Com o russo em Berlim

Pôster da propaganda soviética na resistência à Alemanha Nazista

Foto: Reprodução/
BBC News

Carlos Drummond de Andrade

Esperei (tanta espera), mas agora,

nem cansaço nem dor. Estou tranquilo.

Um dia chegarei, ponta de lança,

                               com o russo em Berlim.

O tempo que esperei não foi em vão.

Na rua, no telhado. Espera em casa.

No curral; na oficina: um dia entrar

                               com o russo em Berlim.

Minha boca fechada se crispava.

Ai tempo de ódio e mãos descompassadas.

Como lutar, sem armas, penetrando

                               com o russo em Berlim?

Só palavras a dar, só pensamentos

ou nem isso: calados num café,

graves, lendo o jornal. Oh, tão melhor

                               com o russo em Berlim.
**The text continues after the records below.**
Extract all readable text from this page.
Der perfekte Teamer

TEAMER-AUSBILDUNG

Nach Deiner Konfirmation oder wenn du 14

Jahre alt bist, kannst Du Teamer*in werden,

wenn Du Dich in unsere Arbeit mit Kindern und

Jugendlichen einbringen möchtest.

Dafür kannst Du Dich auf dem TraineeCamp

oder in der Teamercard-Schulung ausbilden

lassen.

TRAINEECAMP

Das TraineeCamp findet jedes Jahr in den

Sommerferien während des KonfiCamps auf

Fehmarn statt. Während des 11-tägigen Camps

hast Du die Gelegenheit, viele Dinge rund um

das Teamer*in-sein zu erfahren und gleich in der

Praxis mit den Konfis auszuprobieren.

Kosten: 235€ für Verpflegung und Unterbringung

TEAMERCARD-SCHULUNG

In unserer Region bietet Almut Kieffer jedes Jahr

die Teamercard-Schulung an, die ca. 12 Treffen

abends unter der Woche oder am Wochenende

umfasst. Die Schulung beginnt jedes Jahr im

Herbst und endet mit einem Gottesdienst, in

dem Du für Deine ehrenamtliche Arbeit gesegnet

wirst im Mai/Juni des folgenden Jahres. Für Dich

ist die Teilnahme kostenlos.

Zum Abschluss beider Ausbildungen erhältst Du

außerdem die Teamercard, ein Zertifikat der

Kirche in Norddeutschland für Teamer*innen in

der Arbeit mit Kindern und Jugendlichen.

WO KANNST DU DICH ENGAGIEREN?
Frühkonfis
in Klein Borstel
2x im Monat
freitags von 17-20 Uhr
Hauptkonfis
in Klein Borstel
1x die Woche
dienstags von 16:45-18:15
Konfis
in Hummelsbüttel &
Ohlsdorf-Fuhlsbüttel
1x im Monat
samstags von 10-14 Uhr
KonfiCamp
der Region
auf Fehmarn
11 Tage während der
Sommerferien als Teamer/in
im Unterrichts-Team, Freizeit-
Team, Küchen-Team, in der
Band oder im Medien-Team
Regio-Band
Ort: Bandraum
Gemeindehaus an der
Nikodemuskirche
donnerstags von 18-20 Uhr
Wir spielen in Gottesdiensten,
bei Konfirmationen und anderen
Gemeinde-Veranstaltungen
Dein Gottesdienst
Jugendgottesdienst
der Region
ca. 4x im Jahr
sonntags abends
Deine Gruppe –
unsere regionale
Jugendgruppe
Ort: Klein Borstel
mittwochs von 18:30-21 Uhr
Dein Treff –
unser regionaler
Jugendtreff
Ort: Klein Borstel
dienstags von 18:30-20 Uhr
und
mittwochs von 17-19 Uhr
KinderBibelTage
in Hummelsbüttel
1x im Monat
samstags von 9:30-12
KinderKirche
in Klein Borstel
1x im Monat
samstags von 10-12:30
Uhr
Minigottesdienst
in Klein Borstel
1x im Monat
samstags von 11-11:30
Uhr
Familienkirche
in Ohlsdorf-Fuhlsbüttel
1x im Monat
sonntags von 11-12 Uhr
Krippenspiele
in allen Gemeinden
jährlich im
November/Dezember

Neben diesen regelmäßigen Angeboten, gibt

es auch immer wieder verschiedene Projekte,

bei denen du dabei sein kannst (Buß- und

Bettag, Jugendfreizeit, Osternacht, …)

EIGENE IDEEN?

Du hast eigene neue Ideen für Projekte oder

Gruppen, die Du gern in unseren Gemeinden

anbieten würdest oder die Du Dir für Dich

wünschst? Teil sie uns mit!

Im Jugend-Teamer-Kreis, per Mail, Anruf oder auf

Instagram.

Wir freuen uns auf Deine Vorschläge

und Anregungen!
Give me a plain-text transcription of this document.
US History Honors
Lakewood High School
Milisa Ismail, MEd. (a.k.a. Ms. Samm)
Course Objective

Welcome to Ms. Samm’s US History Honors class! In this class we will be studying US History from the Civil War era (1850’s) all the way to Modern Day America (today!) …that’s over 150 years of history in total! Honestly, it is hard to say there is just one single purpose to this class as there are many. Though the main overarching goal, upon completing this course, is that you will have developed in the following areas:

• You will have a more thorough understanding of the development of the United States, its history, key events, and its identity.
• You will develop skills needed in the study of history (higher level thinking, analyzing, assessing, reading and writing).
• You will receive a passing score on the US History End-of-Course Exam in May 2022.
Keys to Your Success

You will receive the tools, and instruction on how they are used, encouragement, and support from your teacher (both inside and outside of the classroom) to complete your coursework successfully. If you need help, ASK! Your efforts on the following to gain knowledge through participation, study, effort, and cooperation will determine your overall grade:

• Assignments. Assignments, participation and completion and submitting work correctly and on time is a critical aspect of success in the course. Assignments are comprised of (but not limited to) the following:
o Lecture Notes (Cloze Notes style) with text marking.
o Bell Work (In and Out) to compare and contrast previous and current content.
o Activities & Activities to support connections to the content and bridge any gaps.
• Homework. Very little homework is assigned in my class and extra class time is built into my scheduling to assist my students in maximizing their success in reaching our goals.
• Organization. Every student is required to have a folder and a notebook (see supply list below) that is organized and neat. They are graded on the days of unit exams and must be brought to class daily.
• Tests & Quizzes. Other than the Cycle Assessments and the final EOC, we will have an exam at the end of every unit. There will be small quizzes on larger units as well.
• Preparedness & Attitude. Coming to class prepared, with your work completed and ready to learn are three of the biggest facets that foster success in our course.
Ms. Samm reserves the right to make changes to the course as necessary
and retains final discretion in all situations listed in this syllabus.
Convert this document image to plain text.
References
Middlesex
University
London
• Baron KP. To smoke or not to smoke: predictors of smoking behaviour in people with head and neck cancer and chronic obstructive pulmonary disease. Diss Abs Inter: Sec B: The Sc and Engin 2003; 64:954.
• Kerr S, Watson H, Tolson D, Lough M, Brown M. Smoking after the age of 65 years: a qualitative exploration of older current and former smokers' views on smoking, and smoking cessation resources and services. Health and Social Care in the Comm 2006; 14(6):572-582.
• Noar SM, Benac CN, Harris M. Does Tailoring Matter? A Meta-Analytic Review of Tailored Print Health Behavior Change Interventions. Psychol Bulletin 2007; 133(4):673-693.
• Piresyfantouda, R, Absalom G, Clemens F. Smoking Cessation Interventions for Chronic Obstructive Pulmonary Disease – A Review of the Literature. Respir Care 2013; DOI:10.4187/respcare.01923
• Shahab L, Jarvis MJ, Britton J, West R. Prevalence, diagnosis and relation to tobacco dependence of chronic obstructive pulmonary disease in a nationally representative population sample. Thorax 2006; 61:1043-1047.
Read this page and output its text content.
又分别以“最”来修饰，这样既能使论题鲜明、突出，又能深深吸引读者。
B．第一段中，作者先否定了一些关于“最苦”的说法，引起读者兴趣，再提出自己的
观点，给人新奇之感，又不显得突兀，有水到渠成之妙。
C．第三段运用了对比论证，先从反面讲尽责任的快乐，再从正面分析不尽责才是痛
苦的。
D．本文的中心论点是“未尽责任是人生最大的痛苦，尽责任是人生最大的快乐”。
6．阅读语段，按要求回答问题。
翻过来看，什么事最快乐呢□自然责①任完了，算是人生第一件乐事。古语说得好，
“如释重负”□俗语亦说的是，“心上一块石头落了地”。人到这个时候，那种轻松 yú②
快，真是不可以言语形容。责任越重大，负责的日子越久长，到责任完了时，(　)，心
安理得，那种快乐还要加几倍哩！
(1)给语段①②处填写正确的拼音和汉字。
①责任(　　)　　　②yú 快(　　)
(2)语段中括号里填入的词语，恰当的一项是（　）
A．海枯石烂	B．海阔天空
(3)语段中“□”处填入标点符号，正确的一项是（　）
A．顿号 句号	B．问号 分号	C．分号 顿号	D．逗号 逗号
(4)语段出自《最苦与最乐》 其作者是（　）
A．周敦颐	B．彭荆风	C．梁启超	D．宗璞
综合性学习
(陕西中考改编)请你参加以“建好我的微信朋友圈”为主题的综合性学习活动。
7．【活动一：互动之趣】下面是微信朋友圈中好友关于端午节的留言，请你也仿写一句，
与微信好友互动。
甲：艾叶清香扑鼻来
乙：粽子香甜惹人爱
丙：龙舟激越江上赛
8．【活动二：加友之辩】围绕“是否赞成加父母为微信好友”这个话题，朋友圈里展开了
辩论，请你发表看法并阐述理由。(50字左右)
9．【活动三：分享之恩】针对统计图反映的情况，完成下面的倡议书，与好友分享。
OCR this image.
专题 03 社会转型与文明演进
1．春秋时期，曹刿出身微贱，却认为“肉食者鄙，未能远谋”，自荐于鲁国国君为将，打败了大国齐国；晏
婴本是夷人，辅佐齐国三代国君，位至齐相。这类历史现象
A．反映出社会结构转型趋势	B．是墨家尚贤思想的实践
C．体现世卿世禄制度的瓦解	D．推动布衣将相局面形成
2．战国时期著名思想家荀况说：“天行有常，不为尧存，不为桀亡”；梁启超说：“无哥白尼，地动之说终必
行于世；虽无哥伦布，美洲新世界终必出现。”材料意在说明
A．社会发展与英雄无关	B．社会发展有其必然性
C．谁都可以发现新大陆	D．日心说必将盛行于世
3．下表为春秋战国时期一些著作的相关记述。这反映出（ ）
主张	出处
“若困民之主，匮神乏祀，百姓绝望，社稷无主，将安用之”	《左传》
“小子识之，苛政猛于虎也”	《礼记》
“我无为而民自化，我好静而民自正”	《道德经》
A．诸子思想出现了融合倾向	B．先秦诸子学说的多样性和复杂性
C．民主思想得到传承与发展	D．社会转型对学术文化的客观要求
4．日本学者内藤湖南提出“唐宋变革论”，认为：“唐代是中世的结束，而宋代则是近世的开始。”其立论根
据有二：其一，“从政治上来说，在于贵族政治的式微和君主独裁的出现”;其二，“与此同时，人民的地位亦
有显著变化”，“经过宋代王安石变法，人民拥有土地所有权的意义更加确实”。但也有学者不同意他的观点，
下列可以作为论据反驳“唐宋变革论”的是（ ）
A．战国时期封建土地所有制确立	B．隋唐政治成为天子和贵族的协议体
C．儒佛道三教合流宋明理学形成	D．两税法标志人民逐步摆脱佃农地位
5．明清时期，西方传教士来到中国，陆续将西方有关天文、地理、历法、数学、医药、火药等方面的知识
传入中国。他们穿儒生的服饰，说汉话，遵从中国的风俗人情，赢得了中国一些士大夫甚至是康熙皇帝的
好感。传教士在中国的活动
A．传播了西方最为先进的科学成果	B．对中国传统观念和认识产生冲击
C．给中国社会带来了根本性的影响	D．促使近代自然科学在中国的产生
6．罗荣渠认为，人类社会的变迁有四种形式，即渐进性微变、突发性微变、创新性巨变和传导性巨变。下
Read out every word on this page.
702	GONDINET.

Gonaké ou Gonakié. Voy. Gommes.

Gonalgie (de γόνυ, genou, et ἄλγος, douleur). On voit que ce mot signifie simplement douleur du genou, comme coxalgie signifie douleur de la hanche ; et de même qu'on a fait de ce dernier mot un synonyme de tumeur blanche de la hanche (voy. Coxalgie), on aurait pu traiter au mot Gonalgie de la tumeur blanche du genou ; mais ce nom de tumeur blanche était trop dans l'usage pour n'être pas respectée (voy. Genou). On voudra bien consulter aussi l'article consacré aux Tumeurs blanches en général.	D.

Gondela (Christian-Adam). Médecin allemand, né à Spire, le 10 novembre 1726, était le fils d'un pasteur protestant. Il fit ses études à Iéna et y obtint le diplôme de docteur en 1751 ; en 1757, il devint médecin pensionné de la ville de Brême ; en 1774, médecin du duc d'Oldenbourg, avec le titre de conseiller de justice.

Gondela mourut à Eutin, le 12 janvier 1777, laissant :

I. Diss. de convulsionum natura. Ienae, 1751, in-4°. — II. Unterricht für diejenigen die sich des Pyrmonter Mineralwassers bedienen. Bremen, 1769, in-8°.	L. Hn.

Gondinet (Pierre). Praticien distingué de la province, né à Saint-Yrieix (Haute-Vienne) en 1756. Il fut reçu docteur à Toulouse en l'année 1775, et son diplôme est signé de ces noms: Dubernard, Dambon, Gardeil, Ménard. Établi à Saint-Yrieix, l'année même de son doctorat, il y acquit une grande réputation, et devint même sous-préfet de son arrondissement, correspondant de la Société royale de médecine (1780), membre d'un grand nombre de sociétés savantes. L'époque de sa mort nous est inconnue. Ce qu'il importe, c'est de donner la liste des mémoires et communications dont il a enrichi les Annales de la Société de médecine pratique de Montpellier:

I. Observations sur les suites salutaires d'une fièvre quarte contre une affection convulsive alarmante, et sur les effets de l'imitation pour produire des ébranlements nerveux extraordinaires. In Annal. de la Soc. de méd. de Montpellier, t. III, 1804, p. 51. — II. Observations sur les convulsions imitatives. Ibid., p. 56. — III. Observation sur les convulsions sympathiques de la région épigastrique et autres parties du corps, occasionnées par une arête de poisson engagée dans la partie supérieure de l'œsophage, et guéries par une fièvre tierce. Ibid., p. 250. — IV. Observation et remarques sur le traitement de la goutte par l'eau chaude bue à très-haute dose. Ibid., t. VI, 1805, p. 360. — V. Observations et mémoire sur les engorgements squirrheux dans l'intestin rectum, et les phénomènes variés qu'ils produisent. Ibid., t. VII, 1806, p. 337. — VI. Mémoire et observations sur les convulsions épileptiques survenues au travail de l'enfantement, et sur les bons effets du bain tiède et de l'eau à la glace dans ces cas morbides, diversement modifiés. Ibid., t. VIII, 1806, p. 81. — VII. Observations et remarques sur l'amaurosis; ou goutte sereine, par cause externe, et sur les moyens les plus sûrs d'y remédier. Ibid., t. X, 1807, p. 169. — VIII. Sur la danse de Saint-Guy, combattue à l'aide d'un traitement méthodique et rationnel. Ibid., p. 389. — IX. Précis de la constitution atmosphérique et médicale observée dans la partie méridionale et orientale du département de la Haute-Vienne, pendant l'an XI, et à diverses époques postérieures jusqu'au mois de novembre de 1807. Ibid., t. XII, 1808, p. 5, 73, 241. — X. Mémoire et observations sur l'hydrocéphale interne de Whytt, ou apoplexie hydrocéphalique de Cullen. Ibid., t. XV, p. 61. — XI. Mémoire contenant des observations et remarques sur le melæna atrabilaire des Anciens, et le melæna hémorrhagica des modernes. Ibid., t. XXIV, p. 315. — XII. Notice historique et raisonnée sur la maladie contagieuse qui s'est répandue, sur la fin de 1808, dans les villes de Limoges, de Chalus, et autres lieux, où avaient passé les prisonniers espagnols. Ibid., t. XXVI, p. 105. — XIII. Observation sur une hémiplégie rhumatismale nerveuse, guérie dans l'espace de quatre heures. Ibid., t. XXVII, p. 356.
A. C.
Pois também a palavra era proibida.

As bocas não dizem. Só os olhos

no retrato, no mapa. Só os olhas

                               Com o russo em Berlim.

Eu esperei com esperança fria,

calei o meu sentimento e ele ressurge

pisado de cavalos e de rádios

                               com o russo em Berlim.

Eu esperei na China e em todo canto,

em Paris, em Tobruk e nas Ardenas

para chegar, de um ponto em Stalingrado,

                               com o russo em Berlim.

Cidades que perdi, horas queimando

na pele e na visão: meus homens mortos,

colheita devastada, que ressurge

                               com o russo em Berlim.

O campo, o campo, sobretudo o campo

espalhado no mundo: prisioneiros

entre cordas e moscas; desfazendo-se

                               com o russo em Berlim.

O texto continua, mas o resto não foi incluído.